Fan Hao, Rossetti Sarah C, Thate Jennifer, Mugoya Rosemary, Lai Albert M, Yen Po-Yin
Institute for Informatics, Data Science and Biostatistics, Washington University School of Medicine, Saint Louis, MO 63110, United States.
Department of Biomedical Informatics, Columbia University Medical Center, New York, NY 10032, United States.
J Am Med Inform Assoc. 2025 Jul 1;32(7):1140-1148. doi: 10.1093/jamia/ocaf076.
Health-care institutions customize electronic health record (EHR) configurations to reflect their unique workflows and patient care priorities. Ensuring EHR alignment across sites facilitates seamless information exchange. We developed a pipeline for EHR flowsheet alignment between health-care organizations. The pipeline is augmented by mapping flowsheet data fields to concepts in the Clinical Care Classification (CCC) nursing terminology.
Flowsheet templates and measures from 2 study sites were transformed into template-measure (T-M) pairs. They were aligned through exact, lexical, or semantic matching. Lexical matches were assessed using Jaccard similarity and fuzzy matching methods. Semantic alignment was determined using cosine similarity between large language model-generated embeddings of T-M pairs and CCC concepts to rank and recommend the top n concepts in CCC. Concept mappings were evaluated based on whether concepts were mapped consistently within the CCC hierarchy.

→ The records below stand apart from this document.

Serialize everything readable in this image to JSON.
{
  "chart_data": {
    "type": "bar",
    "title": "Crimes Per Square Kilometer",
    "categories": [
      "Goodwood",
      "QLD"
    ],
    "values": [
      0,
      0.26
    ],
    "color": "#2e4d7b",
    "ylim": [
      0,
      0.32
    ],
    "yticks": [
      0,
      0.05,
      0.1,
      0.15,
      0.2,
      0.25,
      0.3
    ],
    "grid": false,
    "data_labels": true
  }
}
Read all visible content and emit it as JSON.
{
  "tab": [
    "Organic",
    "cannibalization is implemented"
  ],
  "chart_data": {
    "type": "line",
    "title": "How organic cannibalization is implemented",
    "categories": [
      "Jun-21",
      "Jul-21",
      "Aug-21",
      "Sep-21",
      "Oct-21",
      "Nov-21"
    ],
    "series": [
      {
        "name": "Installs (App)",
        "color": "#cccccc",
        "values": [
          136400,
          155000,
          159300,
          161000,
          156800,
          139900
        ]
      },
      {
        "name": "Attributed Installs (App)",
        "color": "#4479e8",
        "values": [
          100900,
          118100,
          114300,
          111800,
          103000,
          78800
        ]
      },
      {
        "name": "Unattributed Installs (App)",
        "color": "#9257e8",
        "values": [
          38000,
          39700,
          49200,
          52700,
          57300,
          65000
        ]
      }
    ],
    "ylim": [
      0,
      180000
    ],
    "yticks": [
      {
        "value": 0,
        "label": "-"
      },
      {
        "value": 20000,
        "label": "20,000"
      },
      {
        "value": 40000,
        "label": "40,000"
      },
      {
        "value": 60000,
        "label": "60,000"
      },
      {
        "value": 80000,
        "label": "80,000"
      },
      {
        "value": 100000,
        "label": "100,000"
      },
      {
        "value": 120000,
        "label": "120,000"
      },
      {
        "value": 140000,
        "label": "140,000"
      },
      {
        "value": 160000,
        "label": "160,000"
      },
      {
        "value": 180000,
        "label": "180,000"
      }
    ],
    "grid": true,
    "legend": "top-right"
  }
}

We totally aligned 31 255 unique T-M pairs in acute care units and 27 012 T-M pairs in intensive care units from 2 study sites. When restricted to the top-ranked CCC concept (n = 1), we achieved a 63% flowsheet alignment rate with a 53% concept mapping rate. Expanding to the top 3 concepts (n = 3) improved alignment to 96.5% and concept mapping to 96%.
Electronic health record data field alignment with concept mapping offers opportunities to standardize data elements presented in flowsheets across health-care sites. We demonstrated the feasibility of leveraging a semi-automated pipeline to streamline the EHR flowsheet alignment and accelerate the manual concept mapping process.
医疗机构定制电子健康记录(EHR)配置,以反映其独特的工作流程和患者护理重点。确保各站点间的EHR一致性有助于实现无缝信息交换。我们开发了一种用于医疗机构间EHR流程图一致性的流程。该流程通过将流程图数据字段映射到临床护理分类(CCC)护理术语中的概念来增强。
将来自2个研究站点的流程图模板和指标转换为模板 - 指标(T - M)对。通过精确匹配、词汇匹配或语义匹配进行对齐。使用杰卡德相似度和模糊匹配方法评估词汇匹配。通过T - M对的大语言模型生成的嵌入与CCC概念之间的余弦相似度来确定语义对齐,以对CCC中的前n个概念进行排名和推荐。基于概念在CCC层次结构中是否一致映射来评估概念映射。
我们在2个研究站点的急性护理单元中总共对齐了31255个独特的T - M对,在重症监护单元中对齐了27012个T - M对。当限制为排名第一的CCC概念(n = 1)时,我们实现了63%的流程图对齐率和53%的概念映射率。扩展到前3个概念(n = 3)时,对齐率提高到96.5%,概念映射率提高到96%。
电子健康记录数据字段与概念映射的对齐为跨医疗机构标准化流程图中呈现的数据元素提供了机会。我们证明了利用半自动流程来简化EHR流程图对齐并加速手动概念映射过程的可行性。